Ele foi paciente. Muito mais do que com os jogadores. Foi didático como era com todos. Mostrou, na prática, como se faz. Era assim com todos, por que não seria comigo? A persistência é que foi menor. Tive três oportunidades – muito menos do que os craques – para fazer. Não fiz. Fui dispensado.

Voce é canhoto ou destro?

Destro

Então, fica com a perna esquerda à frente, a um metro e meio da bola, na diagonal, entendeu?

Sim, senhor.

Isso, concentra, dá um passinho com a esquerda, dá um passo grande com a direita. A bola tem de subir e passar aqui, no segundo homem da barreira.

Decorei tudo.

E ficamos lá, eu, a bola, o Velho e a barreira de madeira.

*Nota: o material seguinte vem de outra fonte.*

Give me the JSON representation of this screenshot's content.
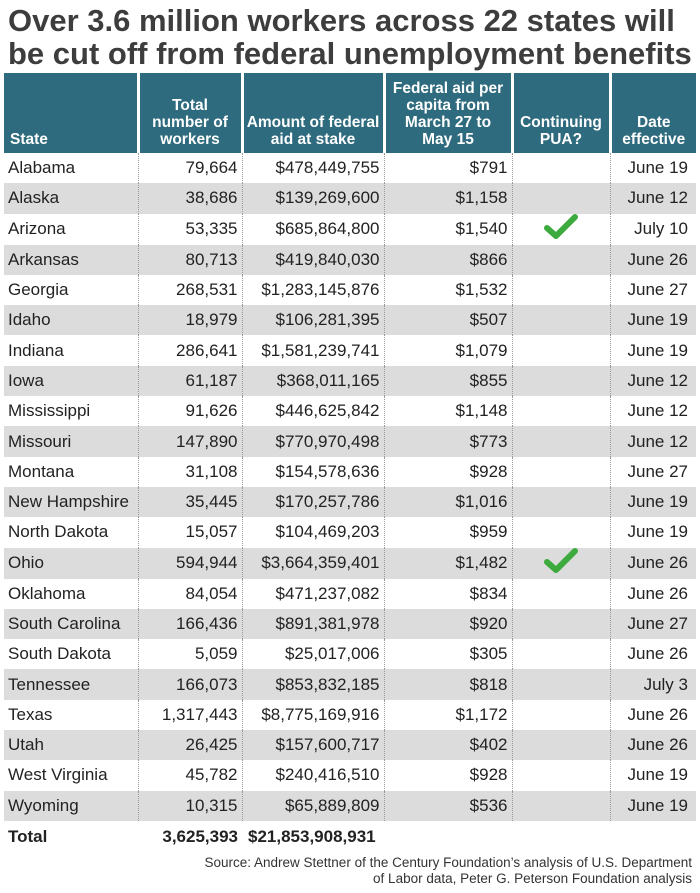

Primeira tentativa: no peito do jogador de pau

Segunda tentativa: no estomago do jogador de pau.

Terceira tentativa: quase no pé do  jogador de madeira.

Olha, você não tem jeito, não. Vamos parar por aqui.

Que  novidade! Sempre fui péssimo, nunca fui o penúltimo a ser escolhido. Por isso, pedi a explicação sobre a falta. Ela veio depois de um outro ensinamento.

O que mais me deixa nervoso é quando o atacante está de costas e meu zagueiro faz uma falta. É um absurdo porque o cara fica de frente para o gol e com toda a chance de marcar. Eu fico com quatro ou cinco na barreira e os caras tomam conta da área.

Ele era assim: atento a detalhes. Não inventava, não falava difícil, futebol para ele era um jeito de se escalar os melhores e não complicar.

O Marcos Adriano está mal? Por que o senhor vai tirar ele?

Não está mal, não. Mas ele não é canhoto. Então, quando chega no fundo, tem de parar, entortar o corpo e se virar todo para acertar o cruzamento. Repara no menino que vai entrar. Vai no fundo e cruza direitinho, com a canhota.

Era André Luiz.

Não gostava de falta. Detestava volante que jogava sentado. Cruzamento e passe eram treinados à exaustão.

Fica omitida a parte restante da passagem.